- Conference
- 2024 National Community Conference and Seminar
- Date
- 17 November 2023
- Decision
- Carried
Conference notes the well-documented crisis in social care, with low pay, high vacancy rates, job insecurity and poor working conditions creating a ‘perfect storm’ in which employers are unable to recruit and retain staff, workers are underpaid and overworked, and local authorities are in danger of being unable to fulfil their statutory obligations to provide care services.
For example, the Skills for Care report published in October 2023 found that the job vacancy rate in the sector was 9.9% in 2022/23, compared with the national vacancy rate for the UK workforce.

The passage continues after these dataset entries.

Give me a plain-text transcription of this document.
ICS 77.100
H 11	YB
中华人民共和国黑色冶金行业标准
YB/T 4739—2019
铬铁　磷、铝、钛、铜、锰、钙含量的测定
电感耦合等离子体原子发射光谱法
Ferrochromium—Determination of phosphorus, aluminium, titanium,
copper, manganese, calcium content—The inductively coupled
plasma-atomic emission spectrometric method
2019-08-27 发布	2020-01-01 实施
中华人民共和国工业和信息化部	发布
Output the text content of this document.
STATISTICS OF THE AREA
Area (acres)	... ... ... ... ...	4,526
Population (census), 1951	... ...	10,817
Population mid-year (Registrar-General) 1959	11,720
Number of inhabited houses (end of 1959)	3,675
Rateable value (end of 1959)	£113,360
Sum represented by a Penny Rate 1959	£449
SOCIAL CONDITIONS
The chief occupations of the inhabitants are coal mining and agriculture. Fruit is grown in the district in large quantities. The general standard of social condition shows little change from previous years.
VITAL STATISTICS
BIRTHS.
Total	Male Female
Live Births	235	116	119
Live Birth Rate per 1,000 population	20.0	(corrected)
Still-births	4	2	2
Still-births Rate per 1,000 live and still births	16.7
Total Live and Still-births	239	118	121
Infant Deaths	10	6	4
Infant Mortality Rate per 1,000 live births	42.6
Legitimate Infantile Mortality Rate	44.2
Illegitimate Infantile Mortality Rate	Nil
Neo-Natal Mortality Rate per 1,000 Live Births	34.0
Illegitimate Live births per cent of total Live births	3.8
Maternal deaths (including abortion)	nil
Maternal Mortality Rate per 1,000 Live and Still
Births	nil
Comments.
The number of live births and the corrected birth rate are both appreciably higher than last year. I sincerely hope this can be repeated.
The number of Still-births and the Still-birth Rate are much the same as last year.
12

According to the Kings Fund, young workers make up 8% of the social care workforce, and the high rates of staff turnover are exacerbated in this group: in 2021/22, the turnover rate among social care workers under 20 was 53 per cent and for those aged 20–29 it was 43 per cent. These conditions have a significant impact on workers’ wellbeing in the sector.
Conference notes the 2022 report by UNISON’s National Young Members Forum which found that 80% of young UNISON members had experienced a mental health problem in the last year, and further notes the extensive research showing that people aged 18-24 are one of the groups most affected by the cost of living crisis. Conference believes these factors are likely to exacerbate the impact of the social care crisis on young workers in social care.
Conference recognises and welcomes the work done to date by UNISON and UNISON’s Community Service Group Executive in seeking to improve working conditions for all workers in social care, and in campaigning for a national care service. Conference believes the most effective way to improve wellbeing in the sector is to have a well-funded national care service with nationally agreed pay scales and high working standards.
Conference asks the Community Service Group Executive to:
1)Work with the National Young Members Forum to understand the numbers of young UNISON members working in social care, the roles they hold, and to map where they work;
2)Work with the National Young Members Forum and other relevant parts of the union to develop a strategy to increase UNISON membership among young social care workers;
3)Consider surveying young members working in social care to identify the specific issues they are experiencing at work which have led to large turnover rates in social care particularly among young workers;
4)Publicise UNISON’s welfare service There for You and other support available from UNISON to young members in the social care sector;
5)Promote the National Young Members Forum’s campaign, Young Members Mental Health Matters, to branches and members in the Community Service Group;
6)Work with the NEC and other relevant sections of the union to continue to campaign for a well-funded national care service with nationwide pay scales, and a long-term workforce plan.